My Lecture, My Husband
22. Tante Nunu



Mas Arka memarkirkan motornya di samping rumah, aku bisa melihat dari jauh kalau rumah sudah ramai. Aku dengan cepat turun dari motor, masih dengan mata tetap terfokus ke dalam rumah.


"Kayaknya tamunya Ibu sudah datang," beritahuku saat Mas Arka berdiri di sampingku, aku mendongak menatap Mas Arka "Tante Mas itu orangnya bagaimana?"


Dia mengedikkan bahunya "Aku jarang bertemu."

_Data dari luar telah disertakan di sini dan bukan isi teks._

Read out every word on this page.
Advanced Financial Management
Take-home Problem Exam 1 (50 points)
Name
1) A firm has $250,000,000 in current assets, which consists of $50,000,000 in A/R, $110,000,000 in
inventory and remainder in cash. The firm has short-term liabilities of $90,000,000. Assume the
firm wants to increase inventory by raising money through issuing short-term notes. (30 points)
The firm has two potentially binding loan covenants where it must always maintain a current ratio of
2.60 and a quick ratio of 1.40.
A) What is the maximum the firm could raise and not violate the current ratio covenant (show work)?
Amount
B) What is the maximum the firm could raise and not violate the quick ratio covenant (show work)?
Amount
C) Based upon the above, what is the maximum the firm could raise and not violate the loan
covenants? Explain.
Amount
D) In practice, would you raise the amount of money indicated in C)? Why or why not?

Aku mangguk mangguk, aku sudah mendengar kalau Mas Arka memang tidak tinggal bersama keluarganya sejak kecil. Aku menatap Mas Arka yang lagi lagi meraih tanganku, menggenggamnya sambil berjalan menuju rumah


Suamiku tidak kesurupan kan?


"Assalamu'alaikum!" salamku begitu masuk melewati pintu


Semua yang ada di ruang tamu langsung melihat kami, karena merasa kurang nyaman, aku mendekat ke arah Mas Arka. Beberapa orang asing melihat kami, terlebih tante tante gendut yang duduk di samping Ibu, tatapannya yang sinis ke arahku membuatku kurang nyaman.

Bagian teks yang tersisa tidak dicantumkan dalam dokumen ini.